Yet, for all his bravado, Marcos' tone is not so steady as before.

Lion, that's gratifying.

Marcos inches from the wall as Caspian enters. Another virtue of the bottle is how unobtrusive it renders the hay and rough floor beneath his feet, how distant the stench of damp stone and waste is.

"You've made your point," Marcos says. "I'm down here rotting, and you've got your throne. I'd say that's punishment enough."

"For accessory to murder, maybe. But that's not all you've done, is it?" Caspian draws the tip of his blade across the dark stone floor.

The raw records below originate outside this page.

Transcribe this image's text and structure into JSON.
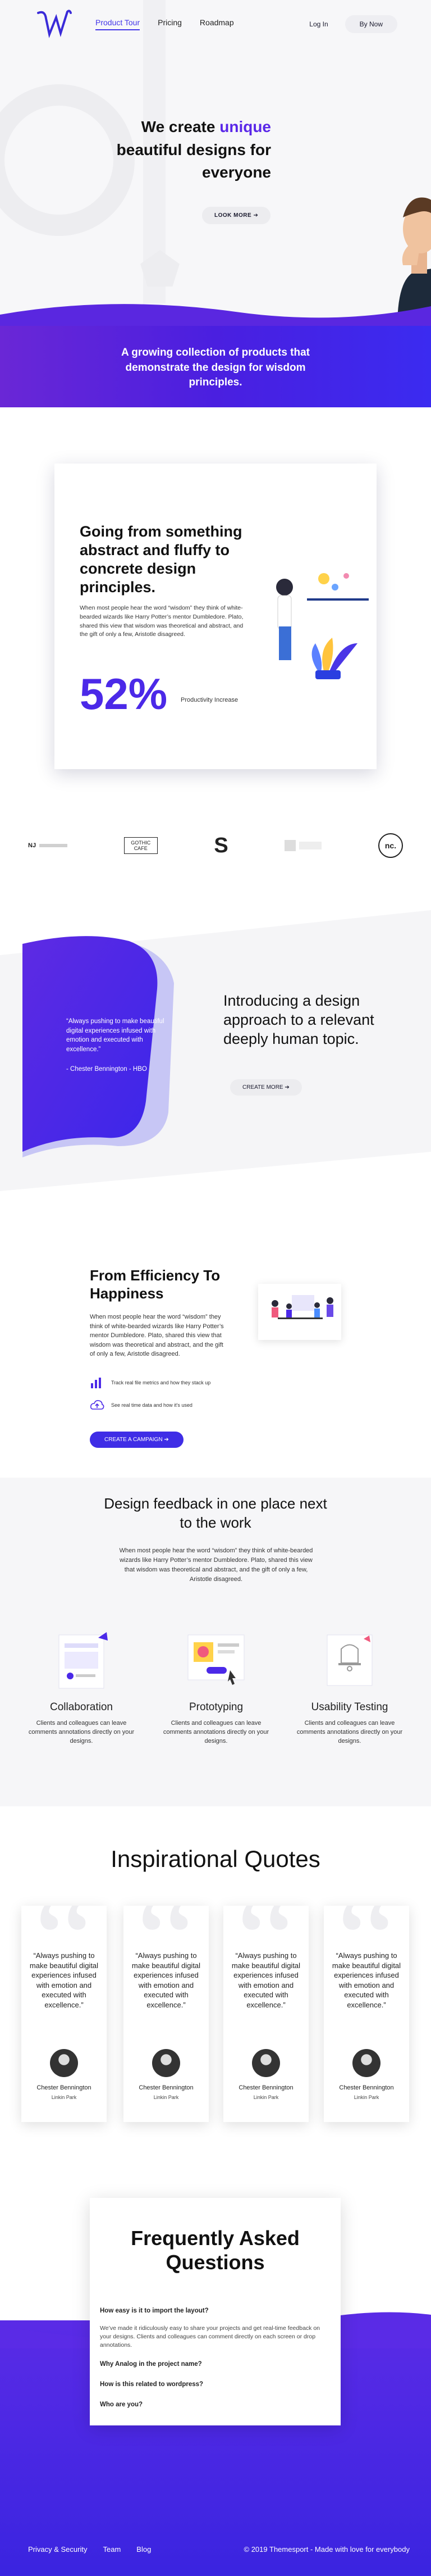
{
  "nav": {
    "links": [
      "Product Tour",
      "Pricing",
      "Roadmap"
    ],
    "login": "Log In",
    "buy": "By Now"
  },
  "hero": {
    "title_pre": "We create",
    "title_hl": "unique",
    "title_post": "beautiful designs for everyone",
    "button": "LOOK MORE ➔"
  },
  "banner": {
    "text": "A growing collection of products that demonstrate the design for wisdom principles."
  },
  "stat": {
    "title": "Going from something abstract and fluffy to concrete design principles.",
    "text": "When most people hear the word “wisdom” they think of white-bearded wizards like Harry Potter’s mentor Dumbledore. Plato, shared this view that wisdom was theoretical and abstract, and the gift of only a few, Aristotle disagreed.",
    "value": "52%",
    "label": "Productivity Increase"
  },
  "logos": [
    "NJ",
    "GOTHIC CAFE",
    "S",
    "",
    "nc."
  ],
  "intro": {
    "quote": "“Always pushing to make beautiful digital experiences infused with emotion and executed with excellence.”",
    "author": "- Chester Bennington - HBO",
    "title": "Introducing a design approach to a relevant deeply human topic.",
    "button": "CREATE MORE ➔"
  },
  "efficiency": {
    "title": "From Efficiency To Happiness",
    "text": "When most people hear the word “wisdom” they think of white-bearded wizards like Harry Potter’s mentor Dumbledore. Plato, shared this view that wisdom was theoretical and abstract, and the gift of only a few, Aristotle disagreed.",
    "feature1": "Track real file metrics and how they stack up",
    "feature2": "See real time data and how it’s used",
    "button": "CREATE A CAMPAIGN ➔"
  },
  "feedback": {
    "title": "Design feedback in one place next to the work",
    "text": "When most people hear the word “wisdom” they think of white-bearded wizards like Harry Potter’s mentor Dumbledore. Plato, shared this view that wisdom was theoretical and abstract, and the gift of only a few, Aristotle disagreed.",
    "features": [
      {
        "title": "Collaboration",
        "text": "Clients and colleagues can leave comments annotations directly on your designs."
      },
      {
        "title": "Prototyping",
        "text": "Clients and colleagues can leave comments annotations directly on your designs."
      },
      {
        "title": "Usability Testing",
        "text": "Clients and colleagues can leave comments annotations directly on your designs."
      }
    ]
  },
  "quotes": {
    "title": "Inspirational Quotes",
    "items": [
      {
        "text": "“Always pushing to make beautiful digital experiences infused with emotion and executed with excellence.”",
        "name": "Chester Bennington",
        "company": "Linkin Park"
      },
      {
        "text": "“Always pushing to make beautiful digital experiences infused with emotion and executed with excellence.”",
        "name": "Chester Bennington",
        "company": "Linkin Park"
      },
      {
        "text": "“Always pushing to make beautiful digital experiences infused with emotion and executed with excellence.”",
        "name": "Chester Bennington",
        "company": "Linkin Park"
      },
      {
        "text": "“Always pushing to make beautiful digital experiences infused with emotion and executed with excellence.”",
        "name": "Chester Bennington",
        "company": "Linkin Park"
      }
    ]
  },
  "faq": {
    "title": "Frequently Asked Questions",
    "q1": "How easy is it to import the layout?",
    "a1": "We’ve made it ridiculously easy to share your projects and get real-time feedback on your designs. Clients and colleagues can comment directly on each screen or drop annotations.",
    "q2": "Why Analog in the project name?",
    "q3": "How is this related to wordpress?",
    "q4": "Who are you?"
  },
  "footer": {
    "links": [
      "Privacy & Security",
      "Team",
      "Blog"
    ],
    "copy": "© 2019 Themesport - Made with love for everybody"
  },
  "colors": {
    "accent": "#4b29e8",
    "gradient_start": "#6a27d6",
    "gradient_end": "#3b2bf0"
  }
}
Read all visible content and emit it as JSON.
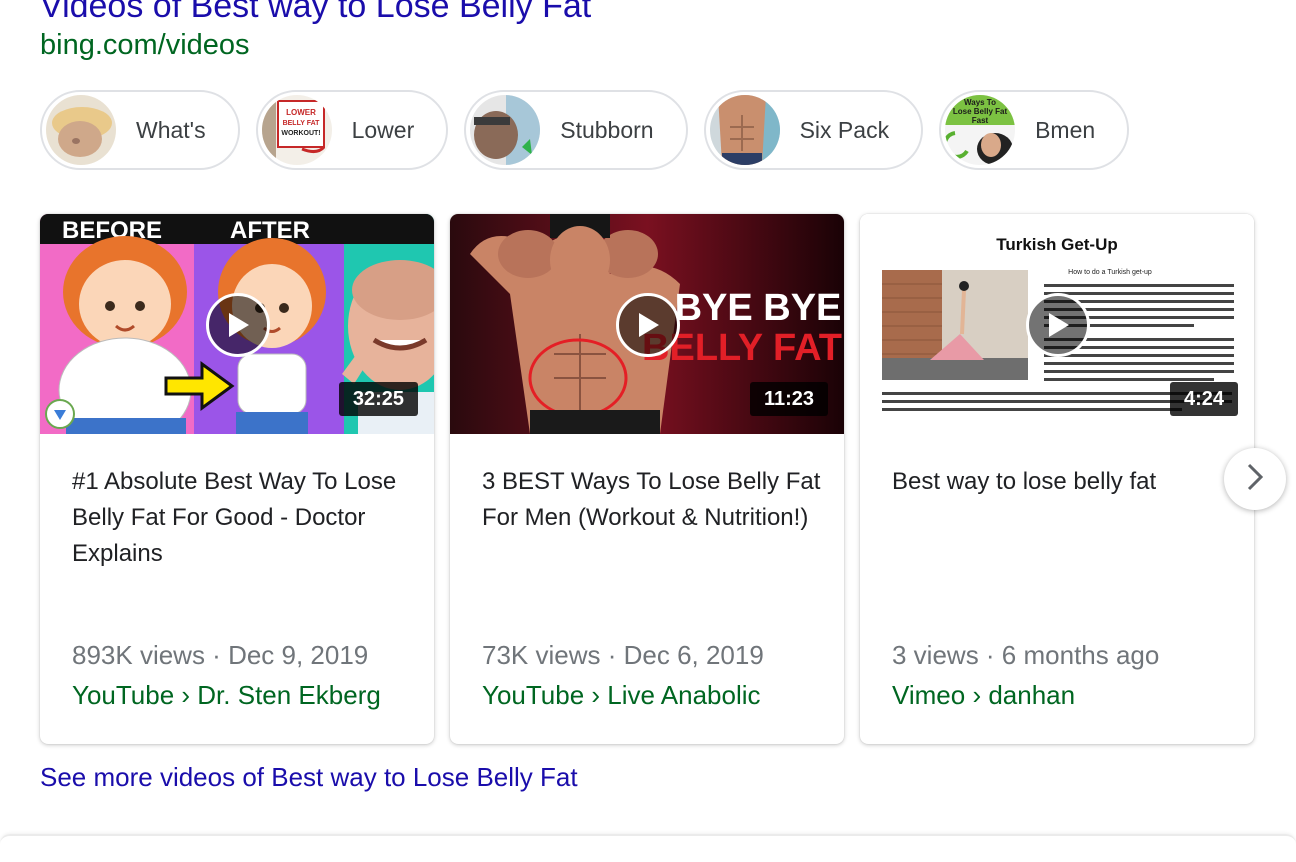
{
  "header": {
    "title": "Videos of Best way to Lose Belly Fat",
    "source": "bing.com/videos"
  },
  "chips": [
    {
      "label": "What's",
      "icon": "belly-thumbnail"
    },
    {
      "label": "Lower",
      "icon": "lower-belly-fat-workout-thumbnail",
      "thumb_text": "LOWER BELLY FAT WORKOUT!"
    },
    {
      "label": "Stubborn",
      "icon": "stubborn-fat-thumbnail"
    },
    {
      "label": "Six Pack",
      "icon": "six-pack-thumbnail"
    },
    {
      "label": "Bmen",
      "icon": "ways-to-lose-belly-fat-thumbnail",
      "thumb_text": "Ways To Lose Belly Fat Fast"
    }
  ],
  "videos": [
    {
      "title": "#1 Absolute Best Way To Lose Belly Fat For Good - Doctor Explains",
      "duration": "32:25",
      "meta": "893K views · Dec 9, 2019",
      "source": "YouTube › Dr. Sten Ekberg",
      "thumb_text_left": "BEFORE",
      "thumb_text_right": "AFTER"
    },
    {
      "title": "3 BEST Ways To Lose Belly Fat For Men (Workout & Nutrition!)",
      "duration": "11:23",
      "meta": "73K views · Dec 6, 2019",
      "source": "YouTube › Live Anabolic",
      "thumb_text_line1": "BYE BYE",
      "thumb_text_line2": "BELLY FAT"
    },
    {
      "title": "Best way to lose belly fat",
      "duration": "4:24",
      "meta": "3 views · 6 months ago",
      "source": "Vimeo › danhan",
      "thumb_heading": "Turkish Get-Up",
      "thumb_subheading": "How to do a Turkish get-up"
    }
  ],
  "see_more": "See more videos of Best way to Lose Belly Fat",
  "colors": {
    "link": "#1a0dab",
    "url_green": "#006621",
    "meta_gray": "#70757a"
  }
}
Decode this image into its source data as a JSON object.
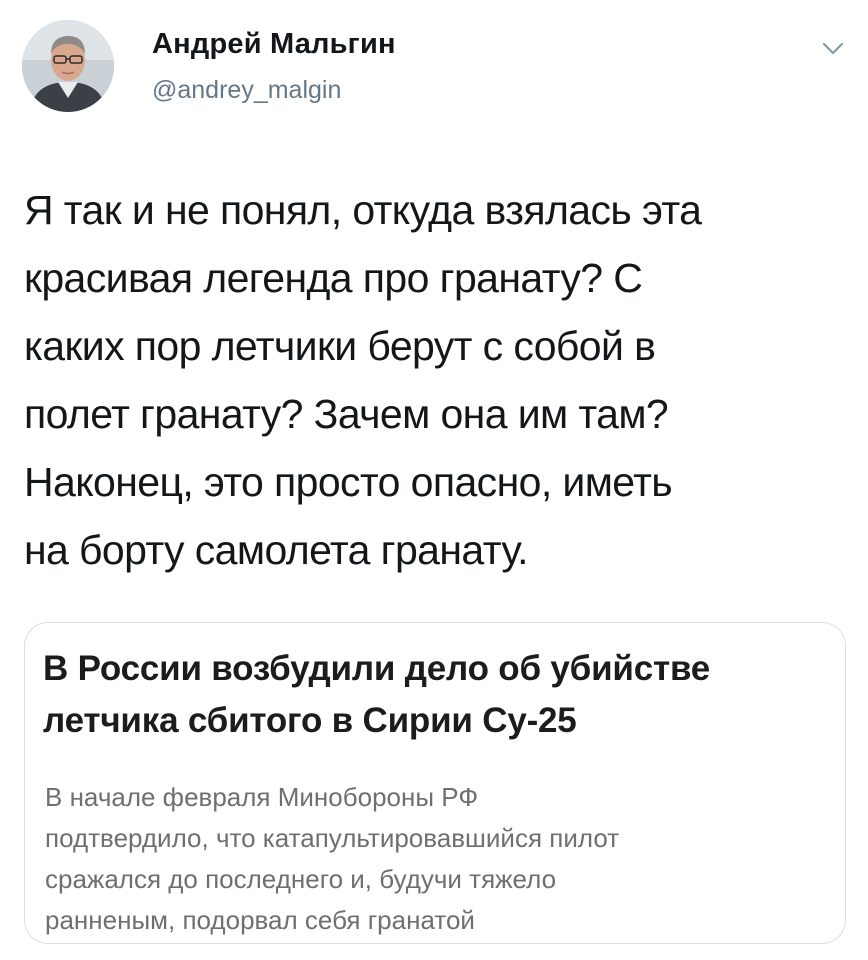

Marcos swallows, throat bobbing in the dim light. "She wouldn't want this."

He's a killer!

We got drunk once and… he wouldn't stop.

Caspian twirls his sword and blocks Marcos' attempt to sidle along the bars. "She might," he says. A bitter chuckle curdles his tongue. "I certainly would."

"She's not here. She'll never know. So who are you avenging?"

Caspian smiles, a cold thing that burns his mouth. Marcos falters back, giving precious ground.

"Would you attack an unarmed man?" Marcos says.

"Why not? You attacked an unarmed woman." Caspian swings and misses, metal whistling through the air. Marcos darts to the side - still in range thanks to the small cell, but an annoyance nonetheless.

"Did she scream?" Caspian's sword grazes stone rather than flesh and rings in his ears, the mocking laugh of failure. Somewhere, distantly, he knows he's torturing himself. "Did she cry?" Another swing, another miss - nearer than the last. "Did she beg you to stop?"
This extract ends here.